Appeal From Chester County
Lamar H. Kelsey, III, Special Referee
AFFIRMED
Glenda and Nathaniel McMickens, of Chester, pro se.
H. Guyton Murrell, of Columbia, for Respondent.
PER CURIAM : Nathaniel and Glenda McMickens, pro se, appeal the special referee's order granting summary judgment in favor of HSBC Bank. We affirm.
We decide this case without oral argument pursuant to Rule 215, SCACR.
The McMickens argue the special referee erred in failing to sustain their objection to the admission of the proof of claim as evidence of the debt at the hearing. We disagree.
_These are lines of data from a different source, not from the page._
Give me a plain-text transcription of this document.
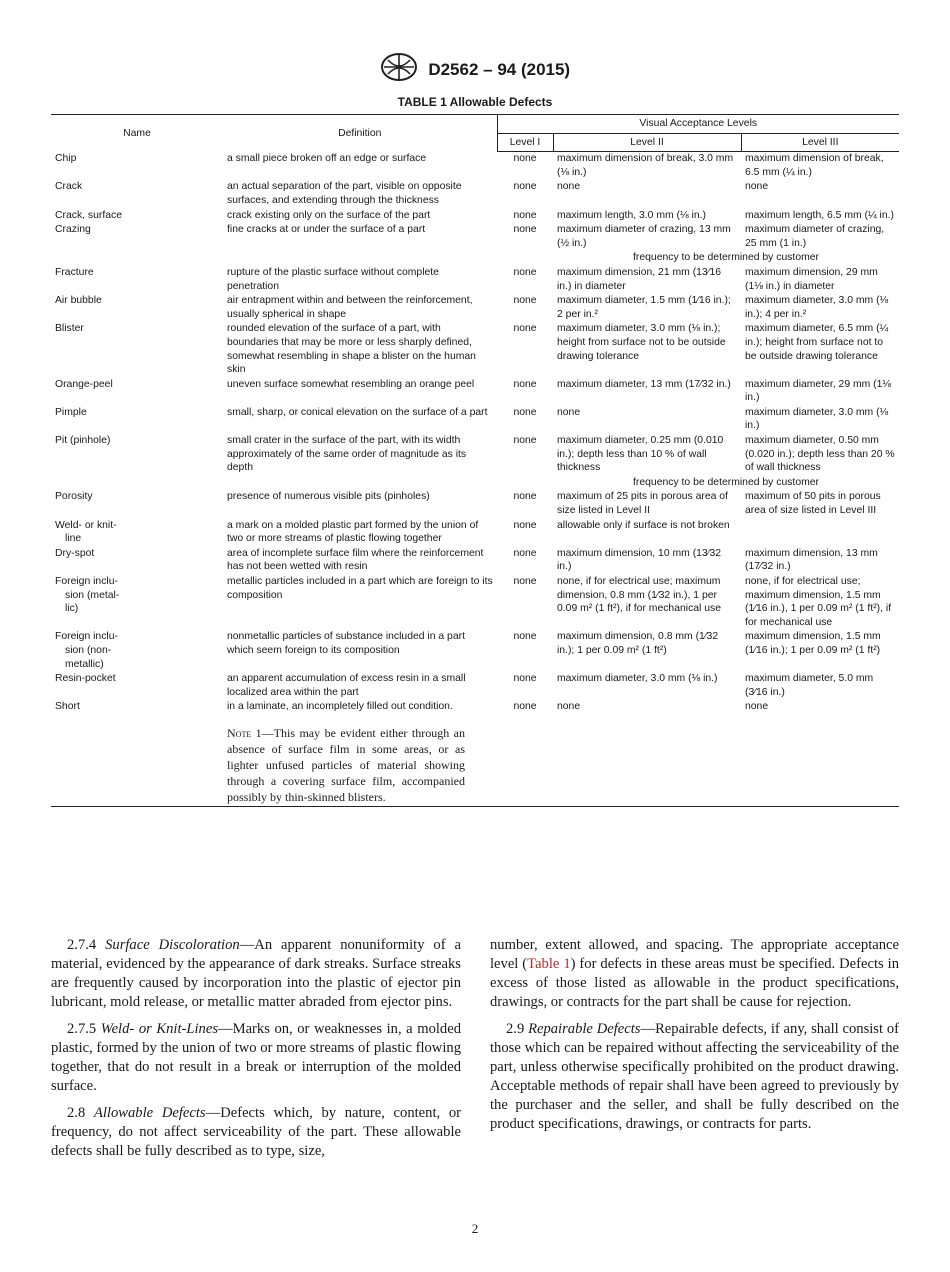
D2562 – 94 (2015)
TABLE 1 Allowable Defects
Name	Definition	Visual Acceptance Levels		
		Level I	Level II	Level III
Chip	a small piece broken off an edge or surface	none	maximum dimension of break, 3.0 mm (⅛ in.)	maximum dimension of break, 6.5 mm (¼ in.)
Crack	an actual separation of the part, visible on opposite surfaces, and extending through the thickness	none	none	none
Crack, surface	crack existing only on the surface of the part	none	maximum length, 3.0 mm (⅛ in.)	maximum length, 6.5 mm (¼ in.)
Crazing	fine cracks at or under the surface of a part	none	maximum diameter of crazing, 13 mm (½ in.)	maximum diameter of crazing, 25 mm (1 in.)
			frequency to be determined by customer	
Fracture	rupture of the plastic surface without complete penetration	none	maximum dimension, 21 mm (13⁄16 in.) in diameter	maximum dimension, 29 mm (1⅛ in.) in diameter
Air bubble	air entrapment within and between the reinforcement, usually spherical in shape	none	maximum diameter, 1.5 mm (1⁄16 in.); 2 per in.²	maximum diameter, 3.0 mm (⅛ in.); 4 per in.²
Blister	rounded elevation of the surface of a part, with boundaries that may be more or less sharply defined, somewhat resembling in shape a blister on the human skin	none	maximum diameter, 3.0 mm (⅛ in.); height from surface not to be outside drawing tolerance	maximum diameter, 6.5 mm (¼ in.); height from surface not to be outside drawing tolerance
Orange-peel	uneven surface somewhat resembling an orange peel	none	maximum diameter, 13 mm (17⁄32 in.)	maximum diameter, 29 mm (1⅛ in.)
Pimple	small, sharp, or conical elevation on the surface of a part	none	none	maximum diameter, 3.0 mm (⅛ in.)
Pit (pinhole)	small crater in the surface of the part, with its width approximately of the same order of magnitude as its depth	none	maximum diameter, 0.25 mm (0.010 in.); depth less than 10 % of wall thickness	maximum diameter, 0.50 mm (0.020 in.); depth less than 20 % of wall thickness
			frequency to be determined by customer	
Porosity	presence of numerous visible pits (pinholes)	none	maximum of 25 pits in porous area of size listed in Level II	maximum of 50 pits in porous area of size listed in Level III
Weld- or knit-
line	a mark on a molded plastic part formed by the union of two or more streams of plastic flowing together	none	allowable only if surface is not broken	
Dry-spot	area of incomplete surface film where the reinforcement has not been wetted with resin	none	maximum dimension, 10 mm (13⁄32 in.)	maximum dimension, 13 mm (17⁄32 in.)
Foreign inclu-
sion (metal-
lic)	metallic particles included in a part which are foreign to its composition	none	none, if for electrical use; maximum dimension, 0.8 mm (1⁄32 in.), 1 per 0.09 m² (1 ft²), if for mechanical use	none, if for electrical use; maximum dimension, 1.5 mm (1⁄16 in.), 1 per 0.09 m² (1 ft²), if for mechanical use
Foreign inclu-
sion (non-
metallic)	nonmetallic particles of substance included in a part which seem foreign to its composition	none	maximum dimension, 0.8 mm (1⁄32 in.); 1 per 0.09 m² (1 ft²)	maximum dimension, 1.5 mm (1⁄16 in.); 1 per 0.09 m² (1 ft²)
Resin-pocket	an apparent accumulation of excess resin in a small localized area within the part	none	maximum diameter, 3.0 mm (⅛ in.)	maximum diameter, 5.0 mm (3⁄16 in.)
Short	in a laminate, an incompletely filled out condition.	none	none	none

	Note 1—This may be evident either through an absence of surface film in some areas, or as lighter unfused particles of material showing through a covering surface film, accompanied possibly by thin-skinned blisters.			

2.7.4 Surface Discoloration—An apparent nonuniformity of a material, evidenced by the appearance of dark streaks. Surface streaks are frequently caused by incorporation into the plastic of ejector pin lubricant, mold release, or metallic matter abraded from ejector pins.

2.7.5 Weld- or Knit-Lines—Marks on, or weaknesses in, a molded plastic, formed by the union of two or more streams of plastic flowing together, that do not result in a break or interruption of the molded surface.

2.8 Allowable Defects—Defects which, by nature, content, or frequency, do not affect serviceability of the part. These allowable defects shall be fully described as to type, size,

number, extent allowed, and spacing. The appropriate acceptance level (Table 1) for defects in these areas must be specified. Defects in excess of those listed as allowable in the product specifications, drawings, or contracts for the part shall be cause for rejection.

2.9 Repairable Defects—Repairable defects, if any, shall consist of those which can be repaired without affecting the serviceability of the part, unless otherwise specifically prohibited on the product drawing. Acceptable methods of repair shall have been agreed to previously by the purchaser and the seller, and shall be fully described on the product specifications, drawings, or contracts for parts.

2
Although the McMickens initially objected to the proof of claim, the McMickens agreed to its admission providing that HSBC Bank submitted an affidavit attesting that it was filed with the bankruptcy court. HSBC Bank submitted an affidavit and the McMickens did not file a Rule 59(e), SCRCP, motion challenging its admission. Therefore, we find this issue is not preserved for our review. See Wilder Corp. v. Wilke, 330 S.C. 71, 76, 497 S.E.2d 731, 733 (1998) ("It is axiomatic that an issue cannot be raised for the first time on appeal, but must have been raised to and ruled upon by the trial judge to be preserved for appellate review."); I'On, L.L.C. v. Town of Mt. Pleasant, 338 S.C. 406, 422, 526 S.E.2d 716, 724 (2000) ("If the losing party has raised an issue in the lower court, but the court fails to rule upon it, the party must file a motion to alter or amend the judgment in order to preserve the issue for appellate review").
Moreover, we find the special referee did not err in granting HSBC Bank's summary judgment motion. Even in viewing the evidence in the light most favorable to the McMickens, no genuine issue as to any material fact existed and HSBC bank was entitled to a judgment as a matter of law. See Rule 56(c), SCRCP (providing summary judgment is appropriate when "no genuine issue as to any material fact" exists and "the moving party is entitled to a judgment as a matter of law"); see also Klippel v. Mid-Carolina Oil, Inc., 303 S.C. 127, 129, 399 S.E.2d 163, 164 (Ct. App. 1990) ("Under Rule 56, SCRCP, when a party makes a motion for summary judgment and supports it by affidavits the adverse party may not rest on the allegations of his pleadings but must respond by affidavits or other evidence demonstrating a genuine issue of material fact.").
AFFIRMED.
FEW, C.J., and HUFF and PIEPER, JJ., concur.